Yugoslavia, Socialist Federal Republic of
Practice Relating to Rule 47. Attacks against Persons Hors de Combat
Under the Socialist Federal Republic of Yugoslavia’s Penal Code (1976), as amended in 2001, “an attack on … persons placed hors de combat
” is a war crime.
The Socialist Federal Republic of Yugoslavia’s Military Manual (1988) states: “The armed forces are an instrument of force and [may be] the direct object of attack. It is permitted to kill, wound or disable their members in combat, except when they surrender or when due to wounds or sickness they are disabled for combat.”

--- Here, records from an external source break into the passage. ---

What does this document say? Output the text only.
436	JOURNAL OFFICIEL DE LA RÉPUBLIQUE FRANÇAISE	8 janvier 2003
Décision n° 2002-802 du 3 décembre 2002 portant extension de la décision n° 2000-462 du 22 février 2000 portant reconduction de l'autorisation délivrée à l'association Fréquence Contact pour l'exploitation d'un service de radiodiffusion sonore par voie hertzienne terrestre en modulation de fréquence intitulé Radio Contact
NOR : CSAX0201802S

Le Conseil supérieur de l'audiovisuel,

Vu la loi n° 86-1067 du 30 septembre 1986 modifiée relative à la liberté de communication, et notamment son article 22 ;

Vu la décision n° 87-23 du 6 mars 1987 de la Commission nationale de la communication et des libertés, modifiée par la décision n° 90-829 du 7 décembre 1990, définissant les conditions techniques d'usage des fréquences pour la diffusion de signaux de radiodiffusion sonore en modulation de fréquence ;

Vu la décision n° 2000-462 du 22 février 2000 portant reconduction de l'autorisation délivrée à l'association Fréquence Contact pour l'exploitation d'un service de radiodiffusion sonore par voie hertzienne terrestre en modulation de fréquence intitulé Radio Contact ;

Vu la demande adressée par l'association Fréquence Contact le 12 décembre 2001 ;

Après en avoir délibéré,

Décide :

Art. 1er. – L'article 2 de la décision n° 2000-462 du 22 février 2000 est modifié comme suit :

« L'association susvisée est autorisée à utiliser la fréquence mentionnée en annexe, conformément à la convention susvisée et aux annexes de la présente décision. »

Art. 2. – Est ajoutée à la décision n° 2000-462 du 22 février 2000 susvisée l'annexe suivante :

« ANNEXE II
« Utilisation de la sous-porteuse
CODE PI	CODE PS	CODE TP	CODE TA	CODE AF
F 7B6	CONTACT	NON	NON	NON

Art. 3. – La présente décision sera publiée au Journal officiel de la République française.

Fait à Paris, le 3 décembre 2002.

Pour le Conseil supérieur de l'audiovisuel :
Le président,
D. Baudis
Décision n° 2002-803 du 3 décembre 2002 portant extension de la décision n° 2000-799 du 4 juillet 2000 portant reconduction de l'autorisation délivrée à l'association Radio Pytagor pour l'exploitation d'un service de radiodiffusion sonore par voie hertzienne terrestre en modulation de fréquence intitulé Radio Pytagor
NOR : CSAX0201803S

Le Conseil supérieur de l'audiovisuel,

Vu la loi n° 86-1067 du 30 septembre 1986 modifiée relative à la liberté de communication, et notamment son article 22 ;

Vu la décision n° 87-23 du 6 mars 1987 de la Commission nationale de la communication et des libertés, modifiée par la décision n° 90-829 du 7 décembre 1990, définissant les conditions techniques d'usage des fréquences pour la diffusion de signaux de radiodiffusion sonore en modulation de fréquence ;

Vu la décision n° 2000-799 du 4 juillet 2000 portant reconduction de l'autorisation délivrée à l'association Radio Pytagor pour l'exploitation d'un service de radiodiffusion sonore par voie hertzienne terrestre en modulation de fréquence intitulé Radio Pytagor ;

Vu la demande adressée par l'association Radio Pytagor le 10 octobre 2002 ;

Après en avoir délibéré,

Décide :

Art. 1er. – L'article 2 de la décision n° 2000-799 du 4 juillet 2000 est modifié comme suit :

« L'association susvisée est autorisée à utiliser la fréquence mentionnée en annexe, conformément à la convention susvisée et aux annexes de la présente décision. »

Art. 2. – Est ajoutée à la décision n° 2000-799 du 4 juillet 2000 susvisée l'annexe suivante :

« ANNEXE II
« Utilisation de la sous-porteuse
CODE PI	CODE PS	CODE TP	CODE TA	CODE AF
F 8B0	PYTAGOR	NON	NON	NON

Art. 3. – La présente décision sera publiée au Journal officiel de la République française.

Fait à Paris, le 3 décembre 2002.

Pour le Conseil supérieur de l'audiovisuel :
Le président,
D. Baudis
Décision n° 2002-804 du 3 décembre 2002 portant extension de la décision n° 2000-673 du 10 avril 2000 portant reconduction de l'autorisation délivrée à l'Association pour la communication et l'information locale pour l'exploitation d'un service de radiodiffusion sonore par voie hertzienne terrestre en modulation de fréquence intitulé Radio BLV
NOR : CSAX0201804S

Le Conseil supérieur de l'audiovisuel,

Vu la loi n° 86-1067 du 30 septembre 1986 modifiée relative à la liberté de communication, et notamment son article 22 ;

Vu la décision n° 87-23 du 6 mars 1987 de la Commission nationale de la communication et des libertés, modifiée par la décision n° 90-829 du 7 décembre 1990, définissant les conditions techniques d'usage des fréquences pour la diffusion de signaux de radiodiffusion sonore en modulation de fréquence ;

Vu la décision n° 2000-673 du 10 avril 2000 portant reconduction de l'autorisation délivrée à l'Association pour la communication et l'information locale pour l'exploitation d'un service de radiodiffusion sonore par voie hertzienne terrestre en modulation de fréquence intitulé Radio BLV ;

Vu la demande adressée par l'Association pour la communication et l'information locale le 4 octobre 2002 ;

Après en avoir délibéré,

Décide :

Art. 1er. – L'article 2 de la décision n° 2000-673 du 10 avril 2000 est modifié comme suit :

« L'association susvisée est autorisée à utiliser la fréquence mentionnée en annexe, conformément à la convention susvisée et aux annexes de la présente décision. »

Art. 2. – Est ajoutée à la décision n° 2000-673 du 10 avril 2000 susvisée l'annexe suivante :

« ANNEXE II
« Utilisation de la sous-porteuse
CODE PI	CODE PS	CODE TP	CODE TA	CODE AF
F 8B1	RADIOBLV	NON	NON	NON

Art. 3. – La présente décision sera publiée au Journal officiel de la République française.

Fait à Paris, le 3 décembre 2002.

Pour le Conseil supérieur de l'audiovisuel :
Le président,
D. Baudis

The manual prohibits killing or injuring members of the armed forces as of the moment of surrender.
Under the Socialist Federal Republic of Yugoslavia’s Penal Code (1976), as amended in 2001, “a person who kills … the enemy who has laid down his arms or has surrendered unconditionally or has no means of defence” commits a war crime.
The commentary on the Penal Code specifies: “In the case of an armed conflict, it is irrelevant for this act whether it is international in nature or whether it is a civil war.”
Order No. 579 issued in 1991 by the Chief of General Staff of the Yugoslav People’s Army (YPA) of the Socialist Federal Republic of Yugoslavia provides that YPA units shall “apply all means to prevent any … mistreatment of … persons who surrender or hoist the white flag in order to surrender”.